Penchom Saetang di EARTH, Ecological Alert and Recovery Thailand, ha posto la questione sul cosa pensa di fare la Thailandia con questo tipo di rifiuti. Una delle risposte è che la corruzione è profondamente coinvolta in questa domanda.
Penchom ha precisato che la Thailandia dà attualmente l’esenzione fiscale agli importatori legali di rifiuti, accelerando persino le procedure di ispezione doganali. Per chi li importa illegalmente, nel solo 2018 ci sono stati 2100 container di plastiche ed 85 di rifiuti elettronici confiscati.
Il punto di entrata principale dei rifiuti è il porto di Laem Chabang a Chonburi. La loro gestione nelle varie aree pone dei grandi rischi sia per la salute che per l’ambiente ed il turismo.
Penchom oltre a chiedere il divieto di importazione per ASEAN ha chiesto che sia riformato la legge delle industrie.
Si sentono notizie secondo cui il governo thailandese voglia vietare 422 tipi di rifiuti elettronici ma dando molte esenzioni. “Continueremo ad osservare” ha detto Penchom.

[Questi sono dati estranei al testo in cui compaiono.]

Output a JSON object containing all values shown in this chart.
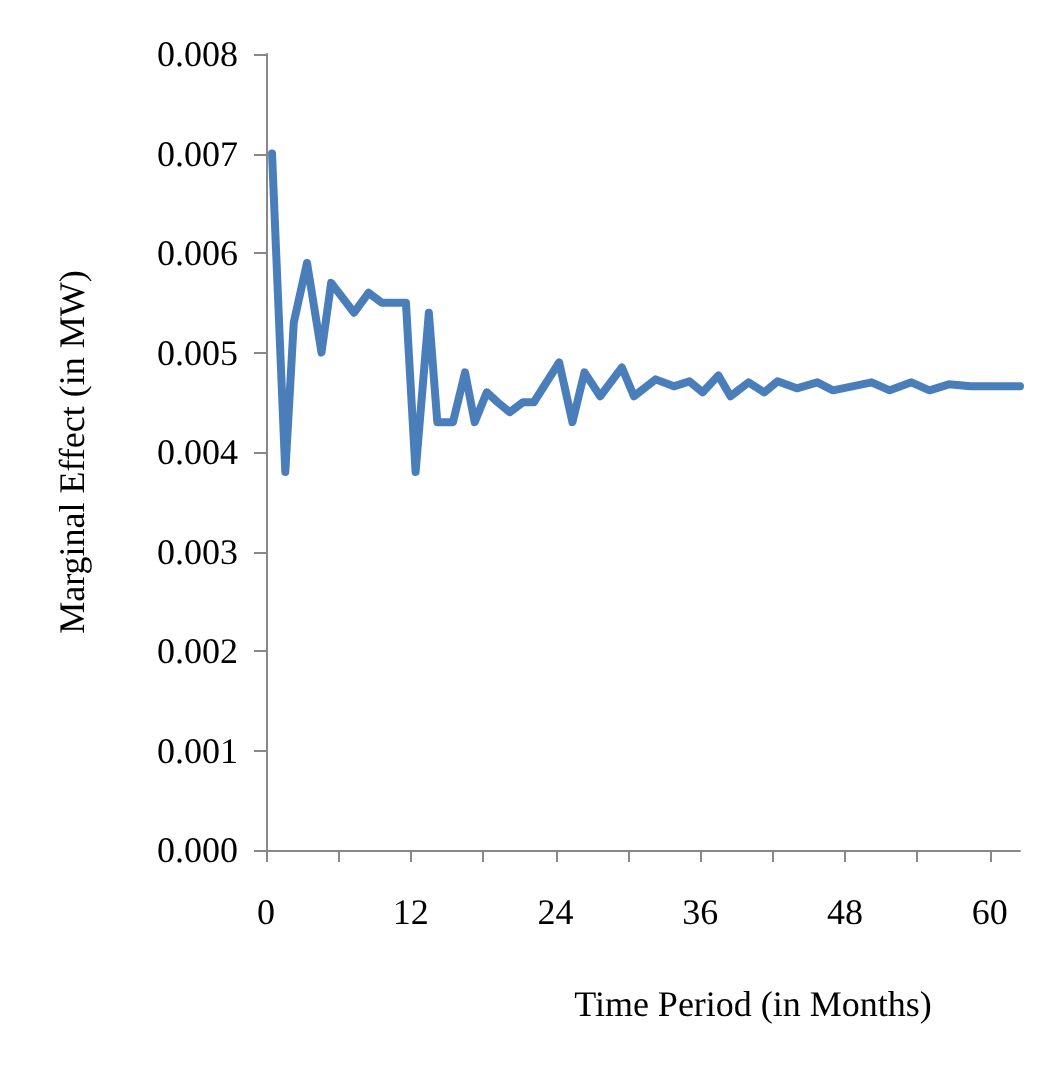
{
  "chart_data": {
    "type": "line",
    "xlabel": "Time Period (in Months)",
    "ylabel": "Marginal Effect (in MW)",
    "x": [
      0.5,
      1.6,
      2.3,
      3.4,
      4.6,
      5.4,
      7.3,
      8.5,
      9.6,
      11.6,
      12.4,
      13.5,
      14.2,
      15.5,
      16.5,
      17.3,
      18.3,
      19.2,
      20.2,
      21.3,
      22.2,
      24.3,
      25.4,
      26.4,
      27.7,
      29.5,
      30.5,
      32.3,
      33.8,
      35.1,
      36.2,
      37.5,
      38.5,
      40,
      41.3,
      42.4,
      44,
      45.7,
      47,
      48.6,
      50.2,
      51.7,
      53.5,
      55,
      56.6,
      58.4,
      60.7,
      62.5
    ],
    "series": [
      {
        "color": "#4a7ebb",
        "values": [
          0.007,
          0.0038,
          0.0053,
          0.0059,
          0.005,
          0.0057,
          0.0054,
          0.0056,
          0.0055,
          0.0055,
          0.0038,
          0.0054,
          0.0043,
          0.0043,
          0.0048,
          0.0043,
          0.0046,
          0.0045,
          0.0044,
          0.0045,
          0.0045,
          0.0049,
          0.0043,
          0.0048,
          0.00456,
          0.00485,
          0.00456,
          0.00473,
          0.00466,
          0.00471,
          0.0046,
          0.00477,
          0.00456,
          0.0047,
          0.0046,
          0.00471,
          0.00464,
          0.0047,
          0.00462,
          0.00466,
          0.0047,
          0.00462,
          0.0047,
          0.00462,
          0.00468,
          0.00466,
          0.00466,
          0.00466
        ]
      }
    ],
    "xlim": [
      0,
      62.5
    ],
    "xticks": [
      0,
      {
        "value": 6,
        "label": null
      },
      12,
      {
        "value": 18,
        "label": null
      },
      24,
      {
        "value": 30,
        "label": null
      },
      36,
      {
        "value": 42,
        "label": null
      },
      48,
      {
        "value": 54,
        "label": null
      },
      60
    ],
    "ylim": [
      0,
      0.008
    ],
    "yticks": [
      {
        "value": 0,
        "label": "0.000"
      },
      {
        "value": 0.001,
        "label": "0.001"
      },
      {
        "value": 0.002,
        "label": "0.002"
      },
      {
        "value": 0.003,
        "label": "0.003"
      },
      {
        "value": 0.004,
        "label": "0.004"
      },
      {
        "value": 0.005,
        "label": "0.005"
      },
      {
        "value": 0.006,
        "label": "0.006"
      },
      {
        "value": 0.007,
        "label": "0.007"
      },
      {
        "value": 0.008,
        "label": "0.008"
      }
    ],
    "grid": false,
    "marker": "none",
    "line_style": "solid"
  }
}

TaraBuakamsiri, direttore di Greenpeace Thailand, però è scettico sulla possibilità di ottenere il divieto nel ASEAN che terrà il suo summit a Bangkok a fine settimana, visto che è l’anno di presidenza del ASEAN della Thailandia. Poiché non è all’ordine del giorno la questione, non c’è da aspettarsi nulla.
Tara ha poi parlato di ciò che è successo ai container confiscati lo scorso anno.
“Vogliamo sapere dove sono finiti i rifiuti” ha detto Tara che ha espresso la preoccupazione di quanto spazio di espressione avranno le popolazioni colpite per lamentarsi sotto il governo appena nominato.
Nel 2018, Khaosodenglish indagò su un’impresa JW Metal Recovery Intergroup Co. Ltd. Di Pathum Thani dove furono scoperti 200 tonnellate di rifiuti elettronici e plastiche accatastate, mentre erano custoditi da personale straniero che provò a cacciare i giornalisti dopo averli fotografati.
Nello stesso mese la polizia fece 20 perquisizioni nelle industrie illegali di rifiuti elettronici e nelle discariche a Bangkok e dintorni.
Greenpeace Thailandia ha anche detto che nel 2016 fu approvato dalla giunta di Prayuth un ordine esecutivo con cui si escludevano dai regolamenti di pianificazione urbana le imprese di riciclaggio creando in questo modo una scappatoia per smaltimenti abusivi sul suolo.